I’ve never been a good writer, and I’m OK with that.
It would take me five times longer than the average person to write a blog post, and it still wouldn’t be ready to publish once I finish. So why would I even try to undertake this task when I could hire someone who specializes in my weakness? This same sentiment illustrates why companies of all shapes and sizes should consider outsourcing some or all of their marketing.
The body of the following post was written by a professional freelance writer, and will conclude with a note from me, Casey, explaining why that’s not just OK — it’s actually a smart move given the nature of today’s marketing landscape.
In its infancy, marketing was a more straightforward affair, as marketers were limited to getting our message out over a finite number of channels: TV, radio and print advertising. Now, broadcast may be good for reach, but it’s also a relatively blunt instrument. Granular targeting simply wasn’t possible in a world dominated by traditional media. Plus, a marketing professional could reasonably expect to be an expert on all aspects of their field.
Today’s marketer doesn’t have that luxury. Marketing has exploded into a radically complex, expansive ecosystem with new channels popping up daily. Digital marketing — itself a relatively new phenomenon — has changed dramatically in less than a decade. Gone are the days when digital marketing expertise meant mastering of Google Ads, SEO and email campaigns. The new digital landscape involves influencers, podcasting, YouTube, augmented reality and the social media platform of the moment. Digital marketers scramble to adapt to new channels only to find that audiences have already moved on to something new. The churn is real.
And technological innovation means that even enduring channels are constantly evolving. A television marketer of years past could go their whole career without having to adjust to any significant technological advances. By contrast, even the most basic digital marketing strategy must account for Google’s algorithm self-adjusting every six months. Simply put, to be static in today’s marketing landscape is to be irrelevant.
Modern marketing teams are overloaded. Not only are they expected to manage everything from branding and content creation to consumer relations and analytics, but they also act as liaisons, explaining and justifying marketing decisions to clients and other departments within their own companies. These broad expectations place stress on even the most battle-tested marketer’s ability to focus and perform.
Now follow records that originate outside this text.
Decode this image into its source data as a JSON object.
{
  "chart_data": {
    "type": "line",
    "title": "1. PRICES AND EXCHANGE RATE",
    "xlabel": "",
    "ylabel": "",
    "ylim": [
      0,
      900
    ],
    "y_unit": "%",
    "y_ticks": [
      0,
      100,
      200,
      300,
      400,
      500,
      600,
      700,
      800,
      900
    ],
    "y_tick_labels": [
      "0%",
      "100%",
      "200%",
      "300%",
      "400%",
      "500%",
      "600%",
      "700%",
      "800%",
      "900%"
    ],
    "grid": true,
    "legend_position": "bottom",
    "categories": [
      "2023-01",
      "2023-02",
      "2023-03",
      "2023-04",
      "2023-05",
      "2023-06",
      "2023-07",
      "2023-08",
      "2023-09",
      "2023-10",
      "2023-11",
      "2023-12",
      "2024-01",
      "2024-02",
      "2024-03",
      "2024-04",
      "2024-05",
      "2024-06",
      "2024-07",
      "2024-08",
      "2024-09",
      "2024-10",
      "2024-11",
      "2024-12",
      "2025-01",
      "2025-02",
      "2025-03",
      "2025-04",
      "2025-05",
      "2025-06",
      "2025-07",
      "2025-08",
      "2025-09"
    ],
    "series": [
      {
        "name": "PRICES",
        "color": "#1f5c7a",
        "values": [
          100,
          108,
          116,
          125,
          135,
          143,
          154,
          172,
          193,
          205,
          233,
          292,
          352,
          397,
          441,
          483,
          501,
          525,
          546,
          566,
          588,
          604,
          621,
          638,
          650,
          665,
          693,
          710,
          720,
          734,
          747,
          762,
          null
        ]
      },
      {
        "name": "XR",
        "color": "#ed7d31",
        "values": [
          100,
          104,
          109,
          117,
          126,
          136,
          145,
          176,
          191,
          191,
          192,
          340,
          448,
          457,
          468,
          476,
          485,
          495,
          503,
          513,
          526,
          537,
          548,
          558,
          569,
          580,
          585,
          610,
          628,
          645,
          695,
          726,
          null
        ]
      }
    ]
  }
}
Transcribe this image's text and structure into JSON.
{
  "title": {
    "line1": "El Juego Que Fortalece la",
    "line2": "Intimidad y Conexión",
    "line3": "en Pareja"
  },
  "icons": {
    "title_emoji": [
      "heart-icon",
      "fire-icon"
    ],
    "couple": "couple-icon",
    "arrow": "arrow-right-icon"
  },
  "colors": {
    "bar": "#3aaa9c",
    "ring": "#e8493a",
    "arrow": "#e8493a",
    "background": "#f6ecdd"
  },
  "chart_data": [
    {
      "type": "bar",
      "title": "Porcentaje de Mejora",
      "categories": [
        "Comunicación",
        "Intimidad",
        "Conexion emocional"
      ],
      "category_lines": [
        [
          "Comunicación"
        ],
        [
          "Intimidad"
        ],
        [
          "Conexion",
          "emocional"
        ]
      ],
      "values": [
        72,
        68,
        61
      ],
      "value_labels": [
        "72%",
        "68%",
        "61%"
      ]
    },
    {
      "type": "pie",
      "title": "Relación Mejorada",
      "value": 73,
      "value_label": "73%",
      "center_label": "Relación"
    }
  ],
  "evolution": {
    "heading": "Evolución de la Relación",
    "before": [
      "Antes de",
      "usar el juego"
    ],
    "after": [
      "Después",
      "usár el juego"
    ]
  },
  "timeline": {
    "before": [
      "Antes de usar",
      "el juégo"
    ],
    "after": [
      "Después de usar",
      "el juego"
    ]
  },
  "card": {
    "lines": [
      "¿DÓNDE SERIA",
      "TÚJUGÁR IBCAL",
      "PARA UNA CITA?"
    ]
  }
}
The average in-house team simply does not have the time, personnel, skills and budget to do everything that is asked of them, or do it well. Most marketing teams make up less than 1 percent of a business’s total workforce. Companies with 5,000 employees employ an average of 45 in-house marketers, and companies with fewer than 50 employees have an average marketing team of only three people. Even highly-qualified professionals are limited by the resources at their disposal.
Moreover, an incredible number of specializations now fall under the marketing umbrella. It’s unrealistic to expect someone to be an expert in all of them. A general marketing manager should be broadly familiar with the various marketing channels and know which ones will best serve a company’s needs, but their expertise can only extend so far.
Building an in-house team of specialists is expensive and time-consuming. Even if a company can afford to employ an expert in every marketing field, it’s a poor investment — it means paying full-time for services you only need part of the time (or sporadically). Outsourcing eliminates the hassle of the hiring process and gives you access to experts while eliminating a lot of overhead.
It has long been common practice to outsource various business tasks, but until recent years, marketing was considered strictly in-house work. Today, the complexity of digital marketing has forced even the most competent marketers to look outward. The vast majority of companies utilize outside agencies for some or all of their marketing efforts, and 63 percent of marketing influencers agree that the most effective strategy is a combination of both in-house and outsourced talent.
What a company chooses to outsource will vary based on its size, needs, resources and industry. Some tactics are commonly outsourced because of their complexity and the expensive technology involved, such as programmatic advertising and data management. Other tasks, such as design, SEO and basic content creation, are often outsourced because they can be managed without intimate knowledge of the company and its workings. Most companies — but not all — choose to manage their overall marketing strategy in-house, retaining big-picture control and delegating smaller components.
Rather than treating them as a vendor, think of an agency as a part-time extension of your marketing team. Making this arrangement work requires knowing your company’s own strengths. Invest your resources in areas where your team excels and outsource relative to areas of weakness. An outside agency can expand your team’s capabilities, giving you access to their resources and experience for much less than it would cost to hire someone full-time or to try to train up your own team. Agencies can also hire specialists who have the time to deep-dive into optimizing a channel, freeing up your team to focus on the high-impact tasks that really need their attention. That means getting better results with greater efficiency.
Every word in this article, besides the intro and this conclusion, was written by a freelancer who worked off an outline I provided. That person did a better job than I could ever have done, and my time was free to focus on my strengths: setting strategy for Belo + Company.
This is what every company should be doing at a larger level in their marketing efforts. Expand the power of your internal marketing team by getting an agency to do those things that you either don’t have the bandwidth or the expertise to take on.